A Suffolk dad has designed an app to keep young people safe online after realising he could not find anything to protect his own children.

When Shemal Rajapakse’s five-year-old asked to play the video game Fortnite with his friends from school, Mr Rajapakse said no as it was rated as only being appropriate for children over 12.

But after finding out that many of his child’s friends had created fake accounts and were playing it regardless Mr Rajapakse set out about searching out ways to keep his children safe online.

“I’d heard of parental controls,” he said. “But I realised they were actually really inadequate, because they don’t actually protect children from outsiders like groomers or predators — they only block inappropriate content.

“I’d found a gap in the market and thought okay, if there’s nothing else available I’ll try to find a solution myself.

“So I went back to my son and promised him I’ll make it safe for him to play.”
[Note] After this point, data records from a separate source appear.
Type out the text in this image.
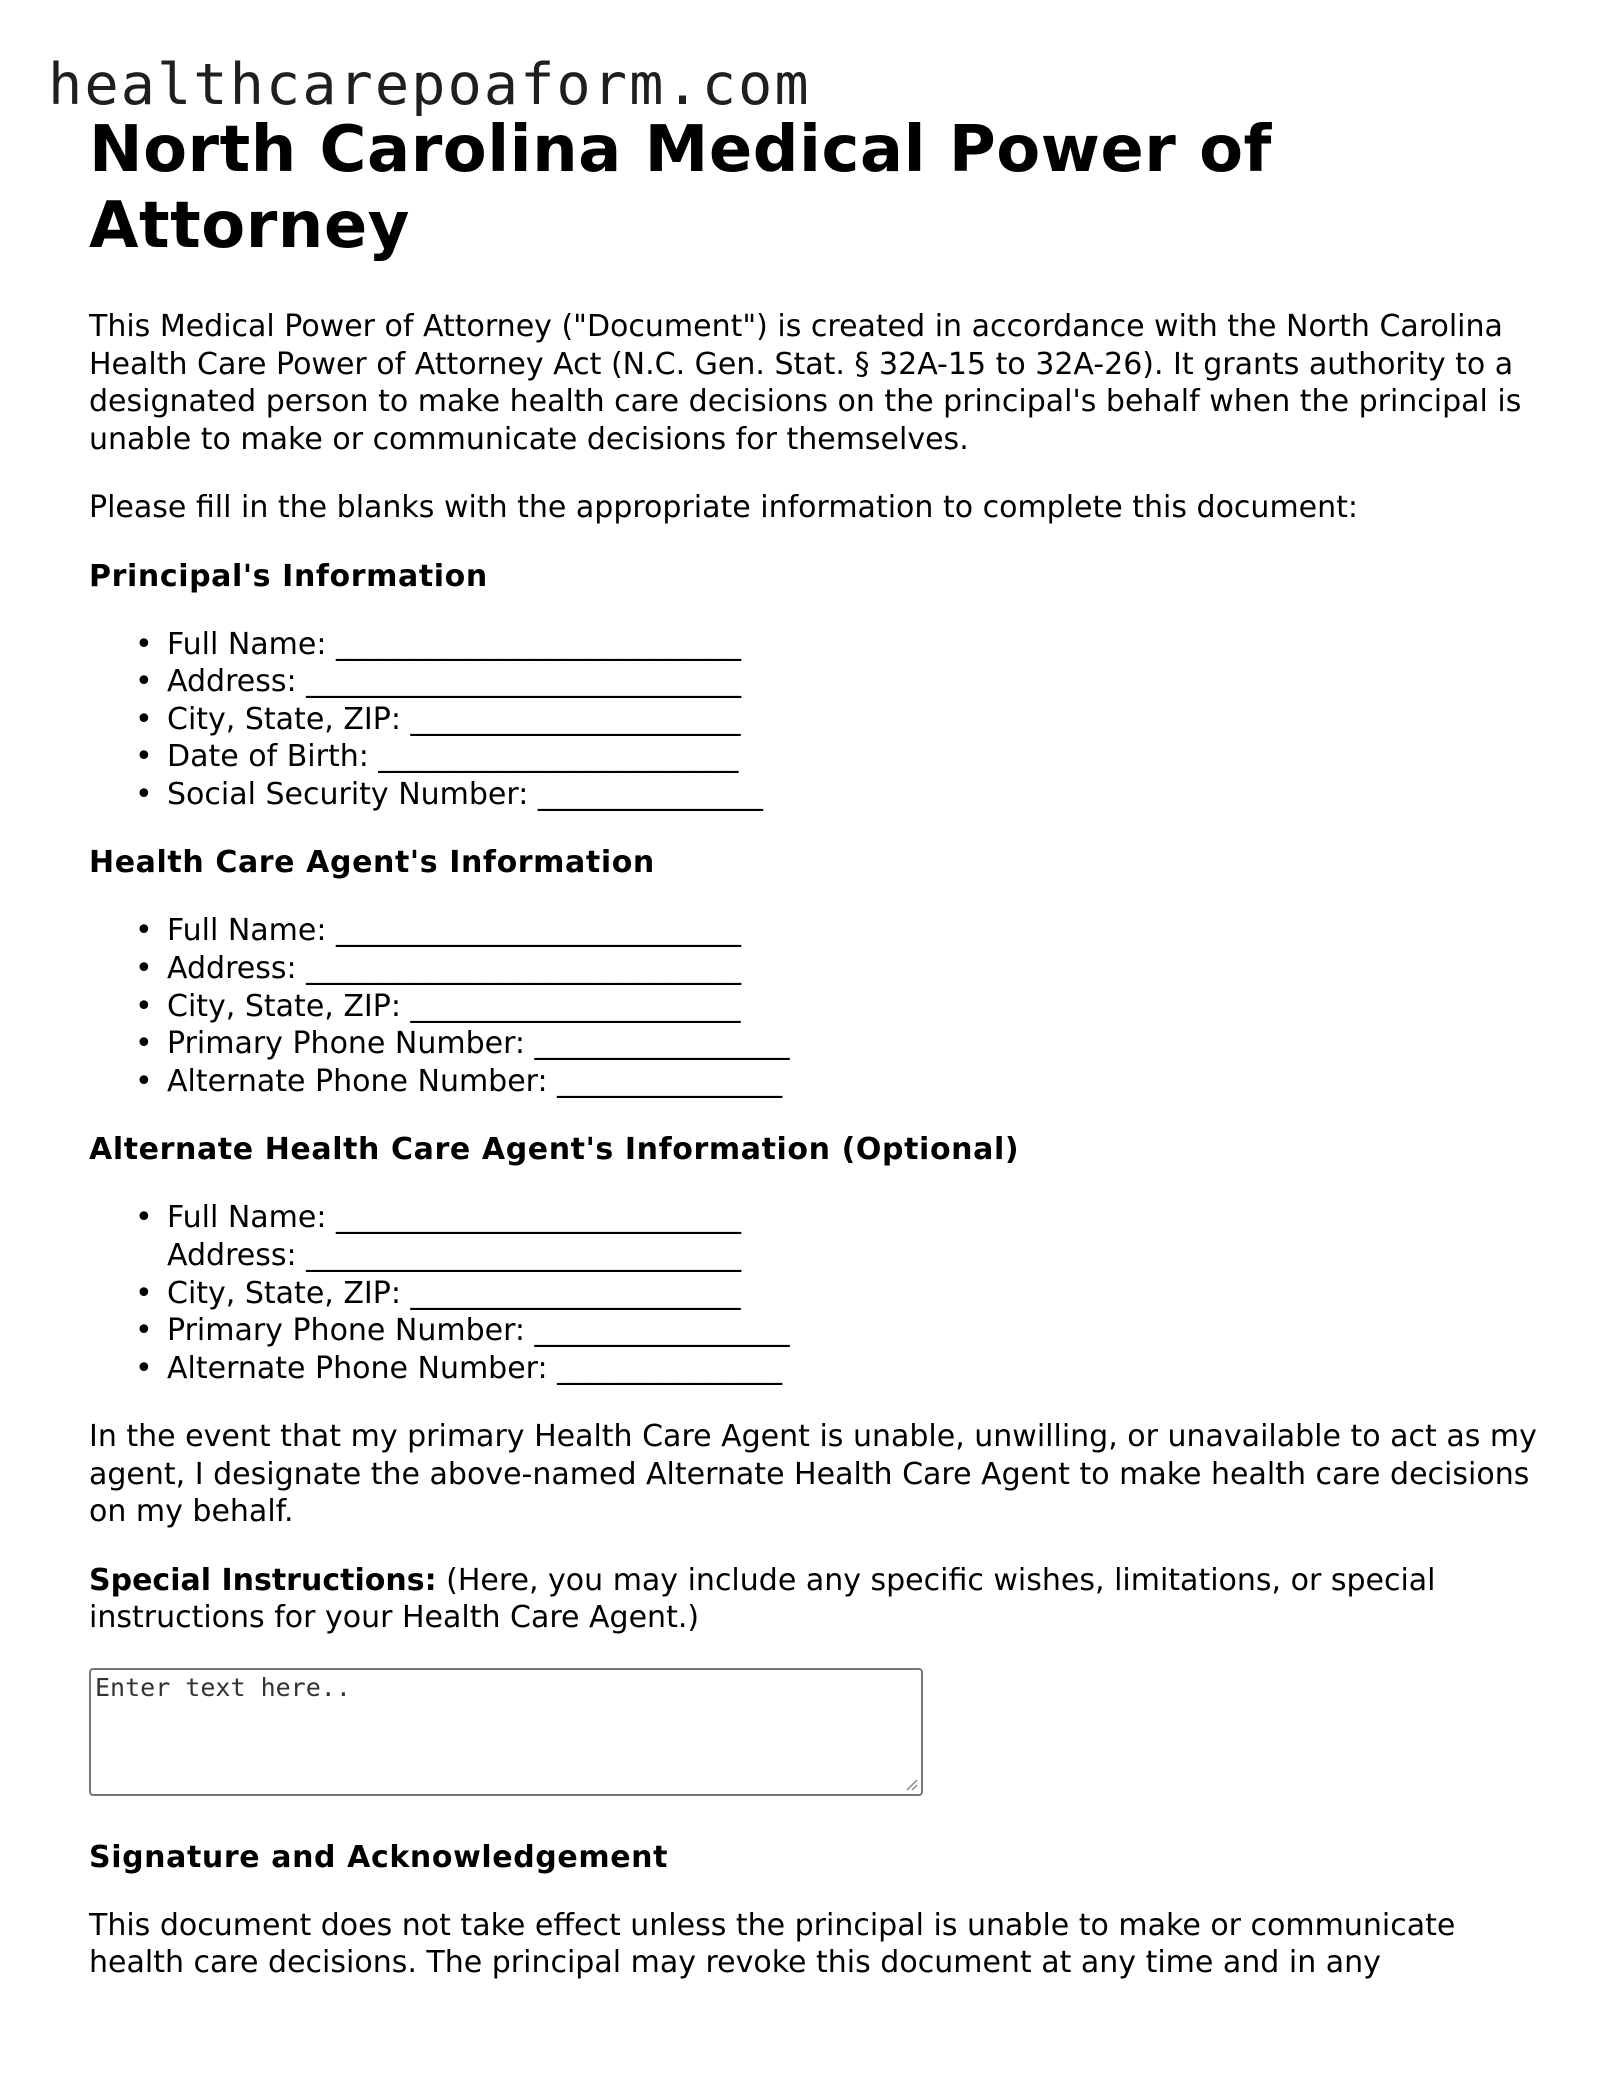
healthcarepoaform.com
North Carolina Medical Power of Attorney

This Medical Power of Attorney ("Document") is created in accordance with the North Carolina Health Care Power of Attorney Act (N.C. Gen. Stat. § 32A-15 to 32A-26). It grants authority to a designated person to make health care decisions on the principal's behalf when the principal is unable to make or communicate decisions for themselves.

Please fill in the blanks with the appropriate information to complete this document:

Principal's Information
• Full Name: ___________________________
• Address: _____________________________
• City, State, ZIP: ______________________
• Date of Birth: ________________________
• Social Security Number: _______________
Health Care Agent's Information
• Full Name: ___________________________
• Address: _____________________________
• City, State, ZIP: ______________________
• Primary Phone Number: _________________
• Alternate Phone Number: _______________
Alternate Health Care Agent's Information (Optional)
• Full Name: ___________________________
Address: _____________________________
• City, State, ZIP: ______________________
• Primary Phone Number: _________________
• Alternate Phone Number: _______________

In the event that my primary Health Care Agent is unable, unwilling, or unavailable to act as my agent, I designate the above-named Alternate Health Care Agent to make health care decisions on my behalf.

Special Instructions: (Here, you may include any specific wishes, limitations, or special instructions for your Health Care Agent.)

Enter text here..
Signature and Acknowledgement

This document does not take effect unless the principal is unable to make or communicate health care decisions. The principal may revoke this document at any time and in any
Now, two years on, Stowmarket-based Mr Rajapakse has launched CAP Certified — an app which uses schools to verify that children online are actually chidren.

The app, he explained, is the first online safety tech solution that authenticates a child as a child, and then protects them online by allowing parents to choose who they connect with on digital platforms.

It works in a similar way to the Twitter’s system of having verified accounts who are who they say they are.

“We can actually verify child users to say this is a real child’s account,” Mr Rajapakse said. “With that information the platform can create a walled garden for these verified children.

“With parent’s preferences the platform can make sure that children only associate with other verified or authenticated children.”

The app interacts with social media such as Facebook — allowing parents to monitor friend requests and who children are chatting to online.

“The parents can see who their children interact with — with the child’s consent — but they can’t see what the child is doing in terms of what videos they’re looking at or what they’re chatting about — so the child’s privacy is protected as well,” he said.

CAP Certified also works in partnership with The Breck Foundation — which was created after 14-year-old Breck Bednar was murdered by a predator he had met online.

“We want to educate children,” Mr Rajapakse said. “Technology alone will not work. Education alone will not work. So they both have to work together.”